Extreme hyperaesthesia to noise.

Raph.: definite paralytic conditions (ileus) following abdominal section/less localized in the one definite area. Renal colic pain in the back > on passing urine. Less eructations. Post-operative colic is again slightly

different. Pockets of wind, a small area coming up in one place, getting quite hard, and then subsiding, followed by fresh area doing exactly the same. These pockets of wind may be in any part of the abdomen.

In the acute attacks of pain the patients tend to get a little flushed, but not so flushed as the Opium patients, and they do not have the tendency to eructation that one associates with Lycopodium, in fact they do not

seem to be able to get rid of their wind at all either upwards or down wards. But it is these small isolated pockets coming up in irregular areas throughout the abdomen which give you your main lead in Raphanus cases,

and I have seen quite a number of them now, post-operative cases, and it is astonishing how quickly after a dose of this remedy the disturbance subsides and the patient begins to pass flatulence quite comfortably.
Podo.: In hepatic colic mainly, intestinal colic + acute diarrhoea. Hepatic colic with a degree of infection of the gallbladder, maximum temperature (7 h.) in the morning and not in the evening. MISerable and depressed, almost disgusted with life. Always a degree of jaundice in the gallbladder cases, and it may be pretty marked. In majority of these cases the pain is not definitely localized in the gallbladder area, more in the epigastrium as a whole ext. across from the middle of the epigastrium towards the liver region. The pains twisting (towards the liver region) < taking food. After acute pain has subsided a horrible feeling of soreness in the liver region (patient > stroking the liver).

 

After Pains:

Cimic.: INtense, < about the region of the groin, and the patient is sensitive and cannot tolerate them.

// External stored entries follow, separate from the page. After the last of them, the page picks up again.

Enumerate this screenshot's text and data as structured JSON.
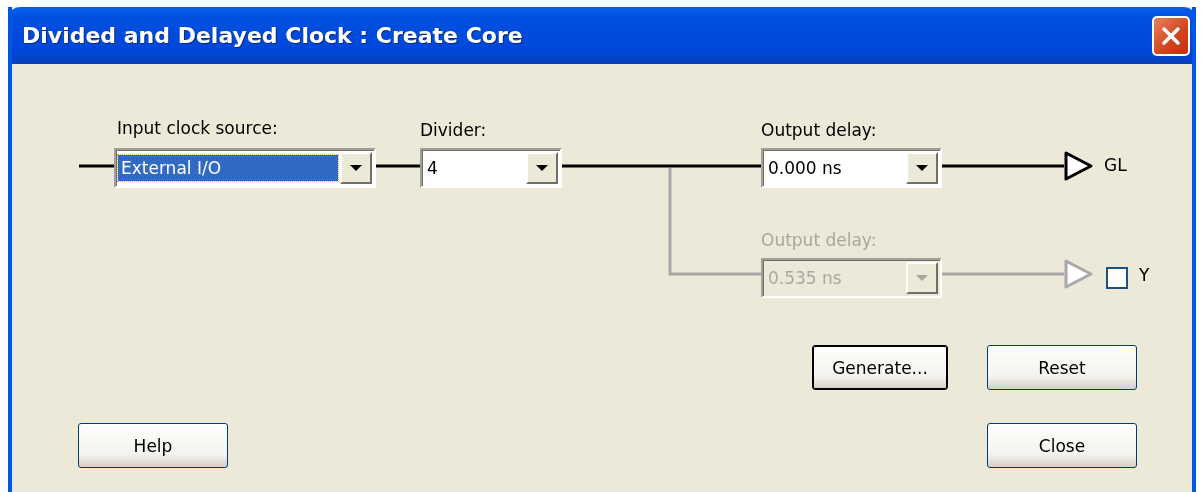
{
  "window": {
    "title": "Divided and Delayed Clock : Create Core"
  },
  "diagram": {
    "input_source": {
      "label": "Input clock source:",
      "value": "External I/O",
      "focused": true
    },
    "divider": {
      "label": "Divider:",
      "value": "4"
    },
    "outputs": [
      {
        "label": "Output delay:",
        "value": "0.000 ns",
        "disabled": false,
        "pin": "GL"
      },
      {
        "label": "Output delay:",
        "value": "0.535 ns",
        "disabled": true,
        "pin": "Y",
        "checked": false
      }
    ]
  },
  "actions": [
    {
      "label": "Generate...",
      "default": true
    },
    {
      "label": "Reset",
      "default": false
    }
  ],
  "footer": {
    "help": "Help",
    "close": "Close"
  }
}
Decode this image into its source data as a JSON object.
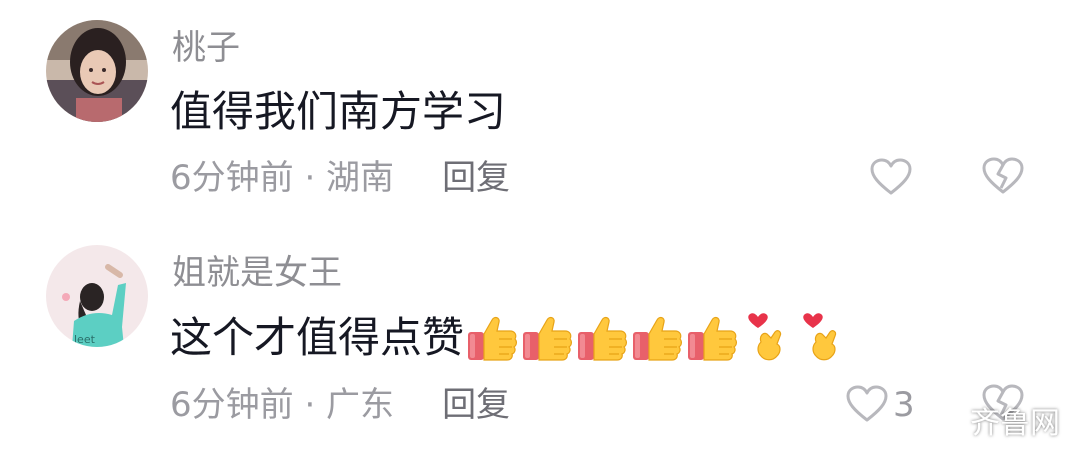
{
  "comments": [
    {
      "username": "桃子",
      "text": "值得我们南方学习",
      "time_location": "6分钟前 · 湖南",
      "reply_label": "回复",
      "like_count": "",
      "emojis": []
    },
    {
      "username": "姐就是女王",
      "text": "这个才值得点赞",
      "time_location": "6分钟前 · 广东",
      "reply_label": "回复",
      "like_count": "3",
      "emojis": [
        "thumbs-up",
        "thumbs-up",
        "thumbs-up",
        "thumbs-up",
        "thumbs-up",
        "finger-heart",
        "finger-heart"
      ]
    }
  ],
  "watermark": {
    "text": "齐鲁网",
    "icon": "wechat-icon"
  },
  "colors": {
    "text": "#161823",
    "secondary": "#9b9ba1",
    "icon_stroke": "#b8b8bd"
  }
}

Cham.: cannot tolerate pain

Puls.: the temperament of these two remedies will distinguish from Cham.

Caul.: spasmodic in character and fly across the lower part of the abdomen. Especially after prolonged and exhausting labor. It is also a specific for false labor pains.

Arn.: after labor soreness of the parts, and it is a very useful remedy in after pains.

Cocc.: pains are intestinal rather than uterine,

Nux-v.: pressing on the rectum and bladder

Sabin.: shooting from behind forwards

Sep.: shooting upwards +  weight in the lower bowel.